As devices featuring GaN and SiC hit the market, they will offer the biggest competitive advantage in small systems – micro-inverters and small string inverters, for residential and commercial solar installations – with a powerful proposition: lowering levelized cost of electricity (LCOE), and increasing margins on electricity sold through leases and power purchase agreements (PPAs), says Lux Research. They will also deliver improved performance and reliability, it adds.

“The holy grail for solar inverters is the implementation of wide-bandgap semiconductors – specifically, silicon carbide and gallium nitride,” says analyst Pallavi Madakasira, one of the lead authors of the report ‘Reaching for the High Fruit: Finding Room for SiC and GaN in the Solar Inverter Market’. “The performance benefits from both are such that inverter suppliers could charge a premium price and still achieve a significantly lower LCOE,” she added.

To understand the performance benefits of switching to GaN and SiC, Lux Research analysts modeled the three major types of inverters – microinverters, string inverters and central inverters – with Si, SiC and GaN components. Among their findings are the following:

  • Higher efficiencies in smaller inverters. Power electronics with discrete devices made from GaN and SiC (rather than incumbent silicon) can increase efficiencies for solar micro- and string inverters to over 98%. The diodes increase harvested energy by more than 1.5% while the transistors can increase it by more than 4%. GaN-on-silicon offers the lowest-cost solution while GaN-on-SiC and SiC-on-SiC offer far superior efficiency.
  • Micro-inverters will command the highest premiums. SiC and GaN have the greatest price premium power (>$0.10/Wp) in micro-inverters, without increasing LCOE. Though a niche solution, the micro-inverter segment is also an attractive segment for SiC and GaN to see early adoption and ramp up volumes.
  • Indirect benefits add to the value proposition. GaN and SiC also result in indirect cost savings in the form of a reduced failure rate of passive components, footprint reduction, and savings in installation cost.
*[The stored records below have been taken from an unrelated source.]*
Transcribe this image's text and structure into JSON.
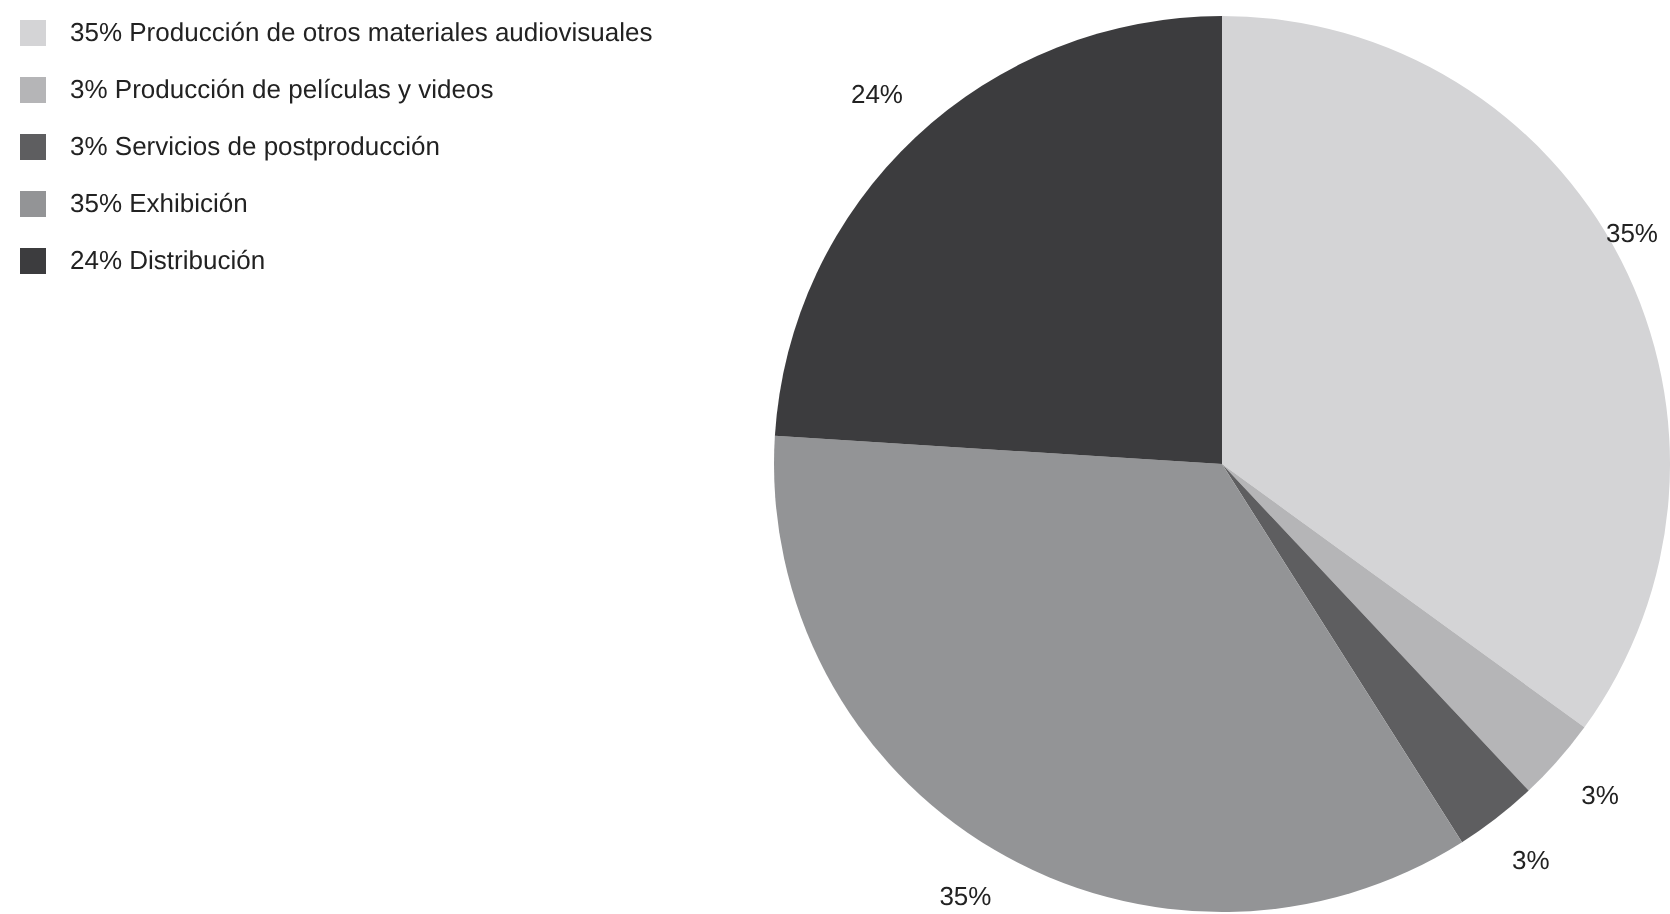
{
  "chart_data": {
    "type": "pie",
    "categories": [
      "35% Producción de otros materiales audiovisuales",
      "3% Producción de películas y videos",
      "3% Servicios de postproducción",
      "35% Exhibición",
      "24% Distribución"
    ],
    "values": [
      35,
      3,
      3,
      35,
      24
    ],
    "value_labels": [
      "35%",
      "3%",
      "3%",
      "35%",
      "24%"
    ],
    "colors": [
      "#d4d4d6",
      "#b5b5b7",
      "#5e5e60",
      "#939496",
      "#3c3c3e"
    ],
    "legend": "top left"
  }
}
Also, their superior thermal conductivity reduces the size of the heat-sink in inverters.
  • Industry consolidation is near. After an industry shakeout, companies like SMA and Power-One (which took an early lead in SiC technology) are well positioned, with negligible debt. Consequently, start-ups like Enecsys and mPowerSolar are under pressure to either implement SiC or GaN (and absorb the extra cost) or lose their foothold in the market, reckons Lux Research.

The report is part of the Lux Research’s Energy Electronics Intelligence and Solar Systems Intelligence services.